Dans les sociétés occidentales contemporaines, la transmission du nom et du prénom se retrouve souvent au coeur des discussions entourant un projet de procréation (Bromberger 1982 ; Offrey 1993 ; Hassoun 1995 ; Théry 2002 ; Fine et Ouellette 2005). À partir d’une étude réalisée sur les registres de baptême d’une paroisse anglaise, Massard-Vincent (2011) montre que les prénoms du père et de la mère sont donnés à leur enfant dans une proportion significative, signalant ainsi le souhait de laisser un élément personnel des deux parents dans l’inscription civile de leur enfant. De même, des études récentes sur la transmission des noms et prénoms au Québec (Lemieux 2005 ; Ouellette 2013 ; Charton et Lemieux 2015) montrent comment le choix du nom de famille et du (des) prénom(s) constitue dorénavant une activité symbolique d’attente de l’enfant et de construction du couple où les (futurs) parents redéfinissent en interaction les liens de filiation et les liens généalogiques.

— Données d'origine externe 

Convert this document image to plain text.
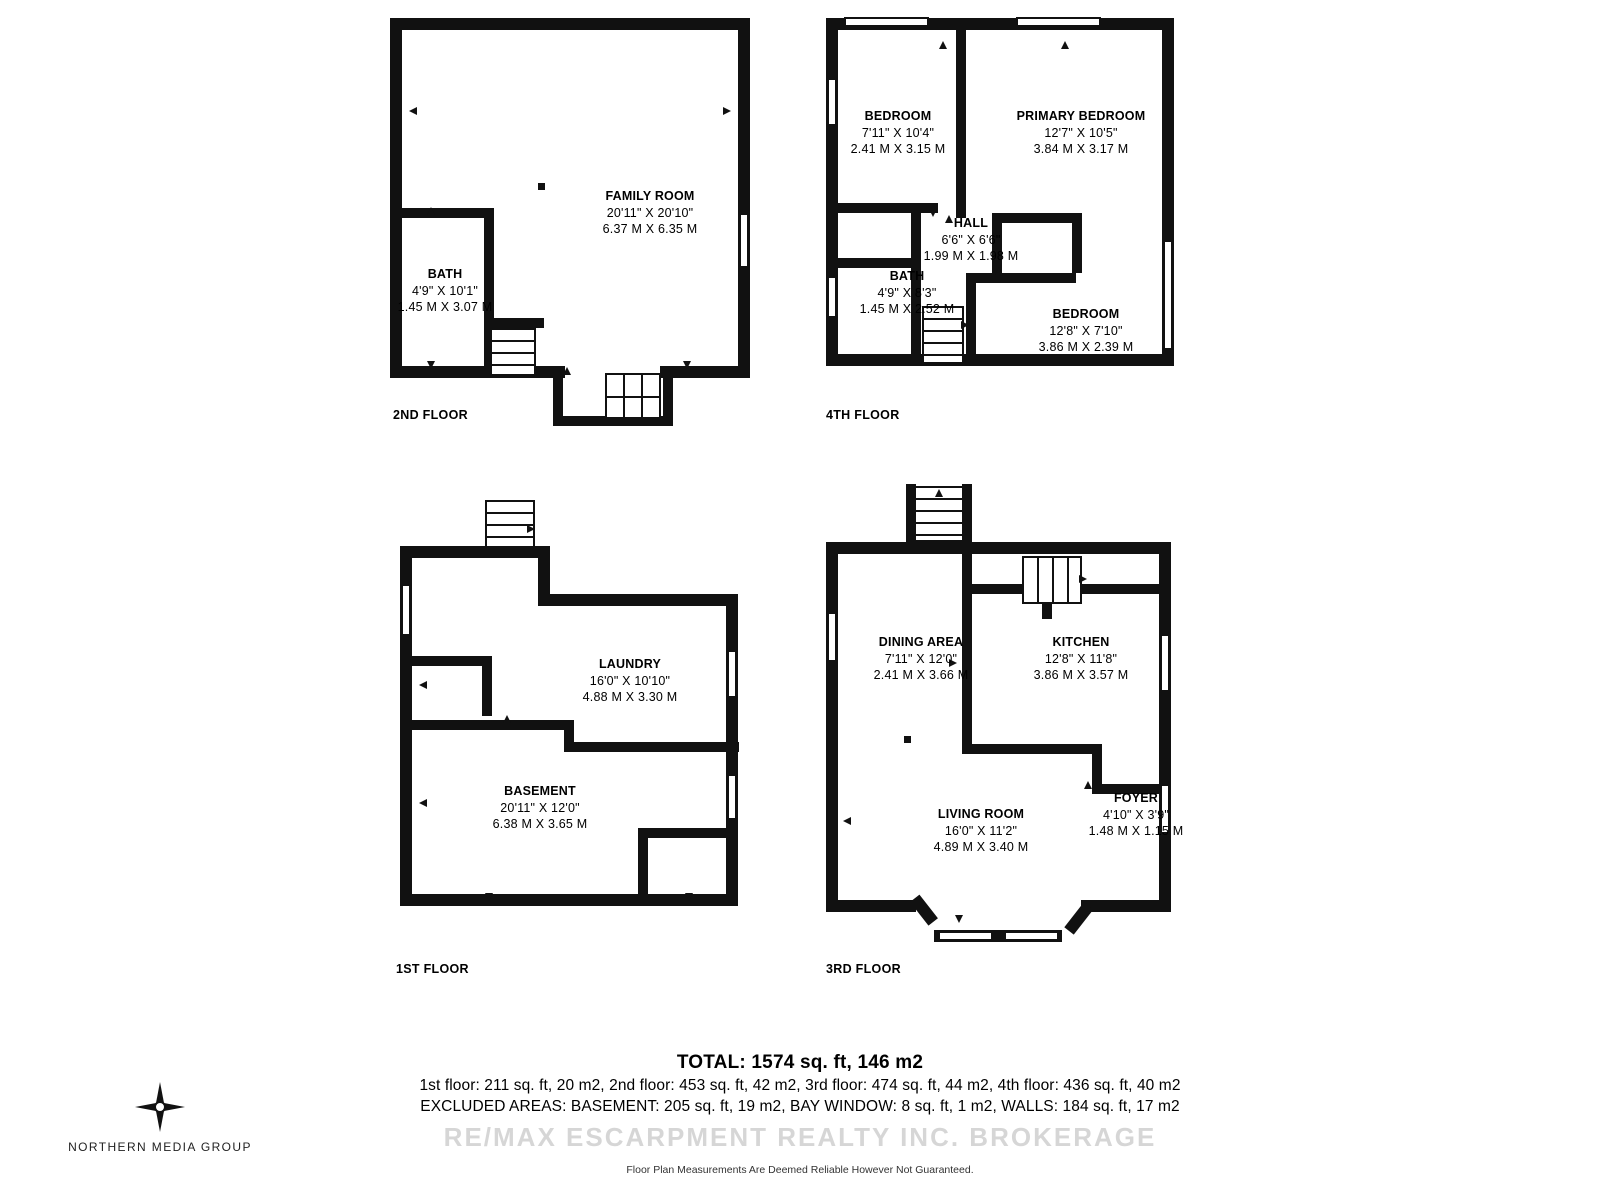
FAMILY ROOM
20'11" X 20'10"
6.37 M X 6.35 M
BATH
4'9" X 10'1"
1.45 M X 3.07 M
2ND FLOOR
BEDROOM
7'11" X 10'4"
2.41 M X 3.15 M
PRIMARY BEDROOM
12'7" X 10'5"
3.84 M X 3.17 M
HALL
6'6" X 6'6"
1.99 M X 1.98 M
BATH
4'9" X 8'3"
1.45 M X 2.52 M	BEDROOM
12'8" X 7'10"
3.86 M X 2.39 M
4TH FLOOR
LAUNDRY
16'0" X 10'10"
4.88 M X 3.30 M
BASEMENT
20'11" X 12'0"
6.38 M X 3.65 M
1ST FLOOR
DINING AREA
7'11" X 12'0"
2.41 M X 3.66 M
KITCHEN
12'8" X 11'8"
3.86 M X 3.57 M
FOYER
4'10" X 3'9"
1.48 M X 1.15 M
LIVING ROOM
16'0" X 11'2"
4.89 M X 3.40 M
3RD FLOOR
TOTAL: 1574 sq. ft, 146 m2
1st floor: 211 sq. ft, 20 m2, 2nd floor: 453 sq. ft, 42 m2, 3rd floor: 474 sq. ft, 44 m2, 4th floor: 436 sq. ft, 40 m2
EXCLUDED AREAS: BASEMENT: 205 sq. ft, 19 m2, BAY WINDOW: 8 sq. ft, 1 m2, WALLS: 184 sq. ft, 17 m2
RE/MAX ESCARPMENT REALTY INC. BROKERAGE
Floor Plan Measurements Are Deemed Reliable However Not Guaranteed.
NORTHERN MEDIA GROUP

Dans les sociétés non occidentales, la conservation du nom est aussi une préoccupation importante comme chez les Sabé du Dahomey, car « il est toujours agréable, pour un homme, d’avoir des enfants mâles ; ainsi son nom se conservera après sa mort et se perpétuera dans la famille » (Palau-Marti 1968 : 65-66). Transmettre son nom est également un objectif essentiel des patrilignages des Chinois (Capdeville-Zeng 2009), tout comme ceux des Tukanuan amazoniens où les noms donnés aux enfants sont ceux de parents morts et jouent un rôle dans la construction et la perpétuation des systèmes patrilignagers (Hugh-Jones 2006). L’importance de la naissance d’un enfant, et notamment d’un garçon, est liée non seulement à la pérennisation du nom de l’ancêtre pour la continuité du lignage, comme c’est le cas encore aujourd’hui dans la plupart des sociétés africaines et asiatiques (Palau-Marti 1968 ; Massard-Vincent et Pauwels 1999 ; Guérin 2002 ; Pashigian 2002 ; Cassagne 2006), mais aussi à des motivations socioreligieuses et à des questions d’héritage, en raison de règles de résidence patrilocales (Ebenstein 2014). La continuité de la lignée et de l’identité ethnoculturelle et religieuse à travers l’enfant constitue une des préoccupations essentielles rapportées dans le contexte migratoire (Le Gall et Meintel 2005). C’est le cas chez des couples d’origine turque vivant aux Pays-Bas et en traitement pour infertilité pour lesquels ces motifs restent très importants, bien qu’avec l’acculturation ils s’estompent et se rapprochent davantage de ceux des Néerlandais de souche (qui présentent des motivations moins communautaristes et plus individualistes) et ce, autant chez les hommes que chez les femmes (Van Rooij et al. 2006).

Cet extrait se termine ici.